To further analyze the Ub-ligase distribution throughout the colon, we focused on genes that were clustered into the same ontology combination groups GO:0018193 and GO:0042326, GO:0045309 and GO:0044267, GO:0045309 and PW:0000417 (Additional file 3: Table S2). These genes showed a shift in expression after DSS-induced inflammation (Fig. 3E). Thus, Socs1 and Socs3 were mostly expressed by stem cells that clustered as Lgr5+ undifferentiated, Lgr5+ amplifying undifferentiated SCs and goblet cells both in proximal and distal colon, together with enterocyte cells of proximal colon (Fig. 4B, C). Besides this, Socs3 was also typical for Lgr5-undifferentiated SCs cluster (Fig. 4C).

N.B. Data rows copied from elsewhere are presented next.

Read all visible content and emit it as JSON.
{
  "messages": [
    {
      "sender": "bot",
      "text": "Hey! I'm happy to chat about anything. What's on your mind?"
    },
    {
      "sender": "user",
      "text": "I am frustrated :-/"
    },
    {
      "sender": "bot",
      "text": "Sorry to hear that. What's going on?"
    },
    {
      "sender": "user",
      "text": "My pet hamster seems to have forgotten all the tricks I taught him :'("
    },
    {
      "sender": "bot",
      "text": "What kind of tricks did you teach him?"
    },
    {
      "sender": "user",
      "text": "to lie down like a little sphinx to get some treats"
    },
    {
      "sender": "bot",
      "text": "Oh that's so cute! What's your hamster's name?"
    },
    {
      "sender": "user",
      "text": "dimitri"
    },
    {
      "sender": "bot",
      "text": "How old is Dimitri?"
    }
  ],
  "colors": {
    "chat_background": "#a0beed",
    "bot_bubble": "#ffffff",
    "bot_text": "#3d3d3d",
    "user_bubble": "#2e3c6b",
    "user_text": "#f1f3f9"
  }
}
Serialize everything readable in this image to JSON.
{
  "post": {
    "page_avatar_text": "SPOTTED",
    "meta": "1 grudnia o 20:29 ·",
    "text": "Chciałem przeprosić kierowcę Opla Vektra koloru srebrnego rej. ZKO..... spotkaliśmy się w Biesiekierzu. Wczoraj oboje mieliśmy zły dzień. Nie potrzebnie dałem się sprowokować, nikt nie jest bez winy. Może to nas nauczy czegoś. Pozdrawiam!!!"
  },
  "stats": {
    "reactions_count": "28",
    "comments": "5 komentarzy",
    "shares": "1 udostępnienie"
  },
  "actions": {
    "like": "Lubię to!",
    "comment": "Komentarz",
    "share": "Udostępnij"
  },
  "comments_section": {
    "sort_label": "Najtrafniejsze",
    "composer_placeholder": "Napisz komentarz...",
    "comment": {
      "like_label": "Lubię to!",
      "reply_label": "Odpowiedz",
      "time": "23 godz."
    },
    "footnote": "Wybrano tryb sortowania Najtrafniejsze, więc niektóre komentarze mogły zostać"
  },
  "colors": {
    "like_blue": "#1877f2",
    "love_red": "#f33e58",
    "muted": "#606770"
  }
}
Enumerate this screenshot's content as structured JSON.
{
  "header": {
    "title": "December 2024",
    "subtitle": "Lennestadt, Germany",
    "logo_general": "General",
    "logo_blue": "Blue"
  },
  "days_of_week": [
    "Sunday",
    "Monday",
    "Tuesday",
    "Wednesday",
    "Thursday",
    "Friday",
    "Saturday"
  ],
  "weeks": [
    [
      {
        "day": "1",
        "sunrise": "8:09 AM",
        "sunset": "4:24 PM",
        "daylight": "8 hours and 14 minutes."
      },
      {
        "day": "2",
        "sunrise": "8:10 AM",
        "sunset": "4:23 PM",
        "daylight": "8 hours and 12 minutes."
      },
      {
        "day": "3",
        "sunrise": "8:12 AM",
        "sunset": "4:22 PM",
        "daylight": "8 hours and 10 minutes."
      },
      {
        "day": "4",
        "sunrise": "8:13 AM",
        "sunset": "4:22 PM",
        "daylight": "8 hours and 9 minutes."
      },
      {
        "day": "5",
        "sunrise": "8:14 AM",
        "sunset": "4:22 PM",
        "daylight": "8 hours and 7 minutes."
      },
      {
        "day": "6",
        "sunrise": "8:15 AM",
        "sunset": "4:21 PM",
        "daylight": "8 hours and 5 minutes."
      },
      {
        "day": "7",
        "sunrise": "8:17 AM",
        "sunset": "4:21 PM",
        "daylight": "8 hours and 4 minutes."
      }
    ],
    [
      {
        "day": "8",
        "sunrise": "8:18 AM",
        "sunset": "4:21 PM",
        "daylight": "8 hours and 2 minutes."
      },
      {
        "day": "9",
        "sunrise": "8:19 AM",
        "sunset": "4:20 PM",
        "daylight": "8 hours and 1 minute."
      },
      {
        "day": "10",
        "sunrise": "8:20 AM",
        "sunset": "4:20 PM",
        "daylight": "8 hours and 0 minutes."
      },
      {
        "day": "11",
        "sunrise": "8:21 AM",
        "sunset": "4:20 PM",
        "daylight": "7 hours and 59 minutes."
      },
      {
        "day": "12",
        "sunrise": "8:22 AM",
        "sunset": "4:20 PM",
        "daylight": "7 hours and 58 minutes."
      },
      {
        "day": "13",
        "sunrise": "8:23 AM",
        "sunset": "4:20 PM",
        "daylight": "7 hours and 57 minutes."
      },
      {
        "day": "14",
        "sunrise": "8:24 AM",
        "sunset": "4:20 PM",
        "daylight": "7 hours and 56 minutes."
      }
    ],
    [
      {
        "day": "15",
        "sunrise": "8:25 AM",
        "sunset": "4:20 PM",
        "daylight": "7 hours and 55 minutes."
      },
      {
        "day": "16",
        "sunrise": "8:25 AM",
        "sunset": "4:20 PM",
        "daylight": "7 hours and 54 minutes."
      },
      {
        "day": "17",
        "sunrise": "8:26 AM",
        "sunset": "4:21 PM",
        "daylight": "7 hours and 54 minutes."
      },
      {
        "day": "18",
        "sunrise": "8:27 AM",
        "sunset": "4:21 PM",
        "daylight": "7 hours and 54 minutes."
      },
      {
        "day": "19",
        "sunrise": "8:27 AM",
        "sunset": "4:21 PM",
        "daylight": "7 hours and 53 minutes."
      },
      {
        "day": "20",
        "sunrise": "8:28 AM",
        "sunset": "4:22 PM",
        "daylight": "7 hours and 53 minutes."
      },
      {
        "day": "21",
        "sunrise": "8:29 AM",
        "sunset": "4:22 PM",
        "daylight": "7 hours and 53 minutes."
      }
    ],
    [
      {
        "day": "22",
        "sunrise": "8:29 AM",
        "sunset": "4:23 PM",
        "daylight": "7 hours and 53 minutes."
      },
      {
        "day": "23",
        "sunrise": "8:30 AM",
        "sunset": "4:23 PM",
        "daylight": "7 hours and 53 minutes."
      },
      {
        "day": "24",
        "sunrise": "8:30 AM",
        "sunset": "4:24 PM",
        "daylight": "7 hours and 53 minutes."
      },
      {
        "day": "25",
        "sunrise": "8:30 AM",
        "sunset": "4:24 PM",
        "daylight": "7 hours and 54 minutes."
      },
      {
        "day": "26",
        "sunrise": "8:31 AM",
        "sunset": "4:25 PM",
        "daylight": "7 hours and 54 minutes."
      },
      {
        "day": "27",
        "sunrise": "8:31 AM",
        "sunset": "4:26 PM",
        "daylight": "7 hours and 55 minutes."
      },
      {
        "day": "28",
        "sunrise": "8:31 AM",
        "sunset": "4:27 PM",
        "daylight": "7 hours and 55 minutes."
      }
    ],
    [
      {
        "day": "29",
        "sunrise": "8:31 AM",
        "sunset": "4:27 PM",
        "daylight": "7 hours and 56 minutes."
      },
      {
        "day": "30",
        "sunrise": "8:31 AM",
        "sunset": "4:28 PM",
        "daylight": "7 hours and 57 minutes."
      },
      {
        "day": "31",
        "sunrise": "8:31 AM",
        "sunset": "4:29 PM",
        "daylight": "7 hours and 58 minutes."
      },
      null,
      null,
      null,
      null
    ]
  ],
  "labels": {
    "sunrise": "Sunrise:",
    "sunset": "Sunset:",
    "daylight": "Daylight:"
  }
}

However, Socs1 and Socs3 genes were not typical either for chromaffin, tuft cells or goblet cell at the crypt apex. Btrc was abundantly expressed in the clusters of goblet cells, Lgr5+ amplifying undifferentiated and Lgr5+ undifferentiated SCs (Fig. 4D), and it was rather scarce in chromaffin, enterocyte, and tuft cell clusters. As for Cbl, Btrc displayed comparable distribution in all cell clusters with the higher concentration in the enterocyte and Lgr5+ undifferentiated SCs clusters (Fig. 4E). Finally, Bmi1 showed the lowest cell cluster specificity with equal distribution through all clusters with relatively higher specificity for Lgr5+ undifferentiated and Lgr5+ amplifying undifferentiated SCs clusters (Fig. 4F). These results support the evidence that Ub-ligases are expressed by various cell types along the tissue, but their functions slightly differ depending on the cell type, developmental stage and homeostatic condition, as it was observed also after the colon injury. This might bring a novel proof of semantically defined similarity of those Ub-ligases and compensatory potential in relation to each other.